Wednesday, September 24, 2014

How Flabby Prose is like Flabby Arms—Plus 6 Tips to Get Your Writing in Shape

by DiAnne Mills @DiAnnMills

Not so long ago, I took a critical look at myself, and I didn’t like what the mirror revealed. I have flabby arms. Some of you call these bat wings or fly-zones. 

I refer to them as dangling participles, nothing I want on me or in my writing. 

Now, I’m a small person, and I exercise and lift weights, but still the flabby arms persist. What was I doing wrong? Had my body become accustomed to the same exercises?
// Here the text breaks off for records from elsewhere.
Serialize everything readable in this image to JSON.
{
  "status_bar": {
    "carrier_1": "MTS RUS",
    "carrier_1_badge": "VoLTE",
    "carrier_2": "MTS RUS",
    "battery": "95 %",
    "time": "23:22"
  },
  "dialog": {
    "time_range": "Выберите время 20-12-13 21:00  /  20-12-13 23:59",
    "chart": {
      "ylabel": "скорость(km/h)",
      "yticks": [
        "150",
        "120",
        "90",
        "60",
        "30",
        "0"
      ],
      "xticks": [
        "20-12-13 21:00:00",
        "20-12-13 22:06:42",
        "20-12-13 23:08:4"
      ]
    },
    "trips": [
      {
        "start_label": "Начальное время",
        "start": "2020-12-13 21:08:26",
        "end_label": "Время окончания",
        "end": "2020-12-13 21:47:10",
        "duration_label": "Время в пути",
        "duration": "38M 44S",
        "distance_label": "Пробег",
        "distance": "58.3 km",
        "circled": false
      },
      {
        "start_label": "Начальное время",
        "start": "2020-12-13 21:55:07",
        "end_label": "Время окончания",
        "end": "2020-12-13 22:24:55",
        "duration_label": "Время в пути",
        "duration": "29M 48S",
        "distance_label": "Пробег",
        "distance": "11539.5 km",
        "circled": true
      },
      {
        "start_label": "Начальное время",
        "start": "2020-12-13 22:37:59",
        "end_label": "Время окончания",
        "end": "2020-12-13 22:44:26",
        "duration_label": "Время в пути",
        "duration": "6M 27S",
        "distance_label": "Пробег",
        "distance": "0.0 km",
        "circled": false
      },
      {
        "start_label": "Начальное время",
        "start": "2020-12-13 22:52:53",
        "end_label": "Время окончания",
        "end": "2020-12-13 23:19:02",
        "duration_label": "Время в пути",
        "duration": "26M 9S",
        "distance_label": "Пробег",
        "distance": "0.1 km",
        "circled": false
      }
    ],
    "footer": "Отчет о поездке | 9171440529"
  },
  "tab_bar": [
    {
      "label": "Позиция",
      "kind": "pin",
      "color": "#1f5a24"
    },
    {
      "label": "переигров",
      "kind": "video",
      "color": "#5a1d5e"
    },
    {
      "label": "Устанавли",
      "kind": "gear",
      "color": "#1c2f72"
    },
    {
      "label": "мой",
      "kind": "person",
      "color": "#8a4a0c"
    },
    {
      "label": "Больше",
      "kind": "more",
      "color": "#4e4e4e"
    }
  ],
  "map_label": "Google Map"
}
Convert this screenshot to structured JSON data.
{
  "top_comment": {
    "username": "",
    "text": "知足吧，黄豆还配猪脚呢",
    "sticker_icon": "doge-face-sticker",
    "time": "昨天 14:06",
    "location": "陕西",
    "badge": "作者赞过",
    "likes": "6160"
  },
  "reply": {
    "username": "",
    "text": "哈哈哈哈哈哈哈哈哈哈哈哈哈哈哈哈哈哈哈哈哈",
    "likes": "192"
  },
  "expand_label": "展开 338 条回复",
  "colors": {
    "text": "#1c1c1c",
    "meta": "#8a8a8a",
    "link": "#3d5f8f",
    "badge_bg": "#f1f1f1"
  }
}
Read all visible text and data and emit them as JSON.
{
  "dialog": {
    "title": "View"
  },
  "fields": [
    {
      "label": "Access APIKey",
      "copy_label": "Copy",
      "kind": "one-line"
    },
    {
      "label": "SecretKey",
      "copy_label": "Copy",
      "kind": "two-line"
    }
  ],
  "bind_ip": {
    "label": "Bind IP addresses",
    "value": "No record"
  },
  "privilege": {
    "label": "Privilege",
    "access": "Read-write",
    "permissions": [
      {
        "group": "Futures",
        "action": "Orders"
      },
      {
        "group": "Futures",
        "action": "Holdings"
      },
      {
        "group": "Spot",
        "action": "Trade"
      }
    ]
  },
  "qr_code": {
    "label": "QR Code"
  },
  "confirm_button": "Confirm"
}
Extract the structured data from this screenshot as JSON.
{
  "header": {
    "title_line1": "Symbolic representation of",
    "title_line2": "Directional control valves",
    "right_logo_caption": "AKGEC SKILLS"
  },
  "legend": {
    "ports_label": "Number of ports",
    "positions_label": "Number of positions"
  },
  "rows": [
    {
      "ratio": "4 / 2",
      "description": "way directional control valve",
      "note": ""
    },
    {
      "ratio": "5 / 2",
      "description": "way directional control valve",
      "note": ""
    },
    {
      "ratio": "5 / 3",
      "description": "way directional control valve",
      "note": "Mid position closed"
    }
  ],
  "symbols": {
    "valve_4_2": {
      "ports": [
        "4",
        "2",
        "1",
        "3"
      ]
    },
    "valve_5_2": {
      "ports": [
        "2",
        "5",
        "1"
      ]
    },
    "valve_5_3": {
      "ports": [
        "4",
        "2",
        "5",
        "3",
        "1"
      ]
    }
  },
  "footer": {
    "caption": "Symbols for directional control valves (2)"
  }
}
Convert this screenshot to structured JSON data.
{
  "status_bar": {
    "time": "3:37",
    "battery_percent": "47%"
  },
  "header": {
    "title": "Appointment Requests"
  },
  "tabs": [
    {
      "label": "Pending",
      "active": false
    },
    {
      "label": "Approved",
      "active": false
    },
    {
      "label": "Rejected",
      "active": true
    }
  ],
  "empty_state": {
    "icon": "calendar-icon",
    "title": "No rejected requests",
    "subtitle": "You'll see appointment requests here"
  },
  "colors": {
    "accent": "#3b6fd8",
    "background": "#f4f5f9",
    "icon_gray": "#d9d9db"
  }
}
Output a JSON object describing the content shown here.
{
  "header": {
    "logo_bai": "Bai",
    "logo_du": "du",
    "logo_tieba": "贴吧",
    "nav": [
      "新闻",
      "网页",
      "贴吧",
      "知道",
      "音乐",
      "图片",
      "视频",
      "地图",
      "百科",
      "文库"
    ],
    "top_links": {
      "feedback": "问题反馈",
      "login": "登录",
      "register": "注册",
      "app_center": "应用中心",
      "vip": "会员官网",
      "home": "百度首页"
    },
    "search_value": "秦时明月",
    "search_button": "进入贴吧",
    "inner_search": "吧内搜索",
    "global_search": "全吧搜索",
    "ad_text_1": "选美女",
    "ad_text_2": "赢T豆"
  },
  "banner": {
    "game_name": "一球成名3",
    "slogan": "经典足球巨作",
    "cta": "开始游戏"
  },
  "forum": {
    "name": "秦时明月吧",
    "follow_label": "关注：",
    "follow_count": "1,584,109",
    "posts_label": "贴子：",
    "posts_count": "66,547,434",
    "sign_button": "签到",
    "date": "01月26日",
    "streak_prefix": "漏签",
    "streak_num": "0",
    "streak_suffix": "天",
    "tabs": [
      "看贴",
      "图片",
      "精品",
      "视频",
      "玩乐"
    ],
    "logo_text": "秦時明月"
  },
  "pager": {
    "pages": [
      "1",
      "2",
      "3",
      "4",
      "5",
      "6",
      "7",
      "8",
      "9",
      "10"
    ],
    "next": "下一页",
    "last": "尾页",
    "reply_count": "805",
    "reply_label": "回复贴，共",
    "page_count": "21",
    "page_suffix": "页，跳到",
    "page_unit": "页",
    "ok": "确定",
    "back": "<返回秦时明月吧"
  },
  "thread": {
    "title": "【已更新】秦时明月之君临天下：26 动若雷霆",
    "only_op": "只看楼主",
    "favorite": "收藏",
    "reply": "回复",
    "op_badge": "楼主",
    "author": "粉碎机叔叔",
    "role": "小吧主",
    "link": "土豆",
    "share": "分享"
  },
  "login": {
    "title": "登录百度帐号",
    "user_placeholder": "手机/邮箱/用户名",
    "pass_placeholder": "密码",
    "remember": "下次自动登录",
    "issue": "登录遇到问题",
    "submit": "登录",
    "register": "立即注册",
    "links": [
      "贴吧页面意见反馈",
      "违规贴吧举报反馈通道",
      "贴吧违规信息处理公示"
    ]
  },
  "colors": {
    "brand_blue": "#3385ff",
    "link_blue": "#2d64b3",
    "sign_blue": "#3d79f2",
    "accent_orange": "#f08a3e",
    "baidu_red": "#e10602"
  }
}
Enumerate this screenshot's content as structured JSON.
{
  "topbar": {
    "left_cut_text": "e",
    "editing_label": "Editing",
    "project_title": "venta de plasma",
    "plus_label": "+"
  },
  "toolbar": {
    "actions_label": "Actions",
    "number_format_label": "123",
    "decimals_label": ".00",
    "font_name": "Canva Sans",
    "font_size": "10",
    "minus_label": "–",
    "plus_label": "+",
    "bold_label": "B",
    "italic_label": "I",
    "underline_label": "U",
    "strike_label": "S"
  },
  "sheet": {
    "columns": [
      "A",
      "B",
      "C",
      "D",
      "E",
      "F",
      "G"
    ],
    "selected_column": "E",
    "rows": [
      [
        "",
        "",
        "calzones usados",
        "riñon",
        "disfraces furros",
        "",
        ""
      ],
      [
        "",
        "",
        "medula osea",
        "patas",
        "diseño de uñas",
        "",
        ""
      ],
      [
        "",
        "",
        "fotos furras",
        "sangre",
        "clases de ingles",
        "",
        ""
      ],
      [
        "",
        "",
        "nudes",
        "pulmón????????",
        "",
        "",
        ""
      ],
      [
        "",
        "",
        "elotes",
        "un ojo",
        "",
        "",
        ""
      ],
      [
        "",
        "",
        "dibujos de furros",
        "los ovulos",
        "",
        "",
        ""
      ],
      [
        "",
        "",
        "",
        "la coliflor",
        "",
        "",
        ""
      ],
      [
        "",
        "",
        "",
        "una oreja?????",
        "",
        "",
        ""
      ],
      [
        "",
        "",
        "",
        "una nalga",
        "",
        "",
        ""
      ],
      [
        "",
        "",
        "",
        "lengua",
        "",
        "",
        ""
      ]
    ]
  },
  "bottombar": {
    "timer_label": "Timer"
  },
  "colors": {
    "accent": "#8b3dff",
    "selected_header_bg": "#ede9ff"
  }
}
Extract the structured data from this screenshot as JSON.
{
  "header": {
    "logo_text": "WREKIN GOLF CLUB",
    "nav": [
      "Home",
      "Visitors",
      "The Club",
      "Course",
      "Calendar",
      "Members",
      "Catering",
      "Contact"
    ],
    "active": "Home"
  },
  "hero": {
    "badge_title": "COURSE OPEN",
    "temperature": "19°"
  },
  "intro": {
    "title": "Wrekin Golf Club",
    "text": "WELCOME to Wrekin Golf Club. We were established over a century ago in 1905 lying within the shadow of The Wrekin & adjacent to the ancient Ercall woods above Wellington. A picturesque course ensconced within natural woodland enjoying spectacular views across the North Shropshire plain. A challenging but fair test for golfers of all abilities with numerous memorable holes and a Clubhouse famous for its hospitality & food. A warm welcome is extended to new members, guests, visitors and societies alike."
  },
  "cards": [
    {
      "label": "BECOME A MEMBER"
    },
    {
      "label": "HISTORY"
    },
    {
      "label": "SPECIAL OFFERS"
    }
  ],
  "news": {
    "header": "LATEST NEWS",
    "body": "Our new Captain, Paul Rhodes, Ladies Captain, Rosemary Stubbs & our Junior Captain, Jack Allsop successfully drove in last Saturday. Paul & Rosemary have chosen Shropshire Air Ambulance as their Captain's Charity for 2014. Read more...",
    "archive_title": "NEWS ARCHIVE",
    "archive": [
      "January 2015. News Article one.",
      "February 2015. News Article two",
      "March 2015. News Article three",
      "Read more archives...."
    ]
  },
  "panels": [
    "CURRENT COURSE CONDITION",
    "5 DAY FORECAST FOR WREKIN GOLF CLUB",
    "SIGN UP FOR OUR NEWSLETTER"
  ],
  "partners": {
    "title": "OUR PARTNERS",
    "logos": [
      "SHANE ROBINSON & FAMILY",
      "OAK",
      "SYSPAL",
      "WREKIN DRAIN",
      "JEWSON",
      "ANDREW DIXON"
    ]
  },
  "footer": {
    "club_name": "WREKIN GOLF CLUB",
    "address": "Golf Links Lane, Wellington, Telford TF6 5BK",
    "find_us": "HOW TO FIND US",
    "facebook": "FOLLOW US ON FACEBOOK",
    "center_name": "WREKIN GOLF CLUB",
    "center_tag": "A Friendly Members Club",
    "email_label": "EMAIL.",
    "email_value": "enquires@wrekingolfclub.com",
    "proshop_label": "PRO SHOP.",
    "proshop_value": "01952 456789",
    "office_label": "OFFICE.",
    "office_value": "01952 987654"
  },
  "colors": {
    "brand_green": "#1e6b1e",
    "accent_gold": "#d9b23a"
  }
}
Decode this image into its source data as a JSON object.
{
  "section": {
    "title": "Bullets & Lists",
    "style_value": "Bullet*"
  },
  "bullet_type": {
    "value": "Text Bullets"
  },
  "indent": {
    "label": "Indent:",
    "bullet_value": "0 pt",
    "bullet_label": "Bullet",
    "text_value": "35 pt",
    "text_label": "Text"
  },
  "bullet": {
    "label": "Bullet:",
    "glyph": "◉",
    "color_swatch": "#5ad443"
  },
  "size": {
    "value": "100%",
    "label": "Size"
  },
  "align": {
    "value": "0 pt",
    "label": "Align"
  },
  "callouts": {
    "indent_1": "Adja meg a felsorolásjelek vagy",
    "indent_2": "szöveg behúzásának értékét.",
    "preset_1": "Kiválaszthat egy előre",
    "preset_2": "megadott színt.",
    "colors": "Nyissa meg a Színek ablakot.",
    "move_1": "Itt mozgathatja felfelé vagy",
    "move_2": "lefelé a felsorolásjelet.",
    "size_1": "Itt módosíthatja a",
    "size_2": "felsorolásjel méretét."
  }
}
I refused to deal with the disgusting condition any longer. My commitment hit the no-turning-back level. I searched YouTube for videos guaranteed to make my arms firm and shapely.
Goodness! I live in Houston where sleeveless is a fact of life.
One of the videos captured my attention. The exercises were different from others, using ballet movements. After I completed a set, my arms ached.
Thrills! By Christmas, my arms should look substantially better. I’m so very excited.
Then I sat at my computer and focused on my latest novel, due November 1. I cringed. I stood and paced. The truth glared at me.
I had flabby prose. Not just an excess but lazy writing that shocked and angered me. After publishing for 14 years, why did my craft sound amateurish? Had my mind grown accustomed to the same words and methods of stringing together sentences? Why wasn’t I applying what I’d learned and taught at writing conferences?
Transparency is supposed to be healing. Right now it hurts.
I refused to deal with my lack of professionalism any longer. My commitment hit the no-turning-back level. Just like my flabby arms were under a new conditioning program, so would be my flabby prose.
6 Discoveries made While Toning My Flabby Prose
1. The more I challenge my voice, the better writer I become. We writers can sometimes grow too comfortable in our word choices and body language.
2. The more I read my favorite authors’ books, the better writer I become. Characters strengthen into real and unique heroes, heroines, and villains.
3. The more quality movies I see, the better writer I become. Dialogue, setting, and body language show am amazing and credible story.
4. The more time I spend with others, the better writer I become. I learn from their lives what’s critical in today’s world, and create my stories around those needs.
5. The more passion I develop for my story and characters, the more my writing comes alive. When I can’t eat or sleep because my characters are in the midst of a problem, I have a story that is real.
6. The more time I spend in prayer, the better writer I become. The story steps from the writer zone to the infinite possibilities of the great Creator.

Here’s my challenge to you. 
If your prose has grown lax, and flabbiness has inched its way into your writing, stop and assess you’re style. Bestselling writers gauge their writing habits so their stories reach into our hearts and never let us go. I want those qualities in every one of my stories.
My arms and writing are getting tighter and tighter. What about you?

Don't forget to join the conversation!

6 Discoveries best-selling author @DiAnnMills made while trimming flabby prose - on @EdieMelson (Click to Tweet)

How is flabby prose like flabby arms? @DiAnnMills has the answer-and tips to help on @EdieMelson (Click to Tweet)

DiAnn Mills is a bestselling author who believes her readers should expect an adventure. She currently has more than sixty books published. Her titles have appeared on the CBA and ECPA bestseller lists; won two Christy Awards; and been finalists for the RITA, Daphne Du Maurier, Inspirational Readers’ Choice, and Carol award contests. DiAnn is a founding board member of the American Christian Fiction Writers; the 2014 president of the Romance Writers of America’s Faith, Hope, & Love chapter; and a member of Inspirational Writers Alive, Advanced Writers and Speakers Association, and International Thriller Writers. She speaks to various groups and teaches writing workshops around the country. DiAnn is also a craftsman mentor for the Jerry B. Jenkins Christian Writers Guild. She and her husband live in sunny Houston, Texas. Visit her website at and connect with her on


  1. Thank you, DiAnn. Working our craft muscles is as important as a physical workout.

    1. Hi Henry, It's way too easy to write fluff. See you at the ACFW!

  2. Great article DiAnn and helpful for my arms (they do flap in the breeze) as well as my writing. I tend to go on for days and need to tighten my prose. Will be using your advice, for sure! Won't be in St. Louis, but maybe next year in Dallas. Love ya!

  3. I love this DiAnn! And oh, how I could identify--not only with with writing, but the arms as well. :-(
    Hugs, my friend!

    1. The arms have a lot to do with our . . . stage in life. :)

  4. DiAnn and Vonda, my arms were a problem way before I hit this "stage in life." :) Thanks for some valuable info. It just shows that no matter how long we've been writing, there's always more to learn and more growing to do. We all have to dig a little deeper.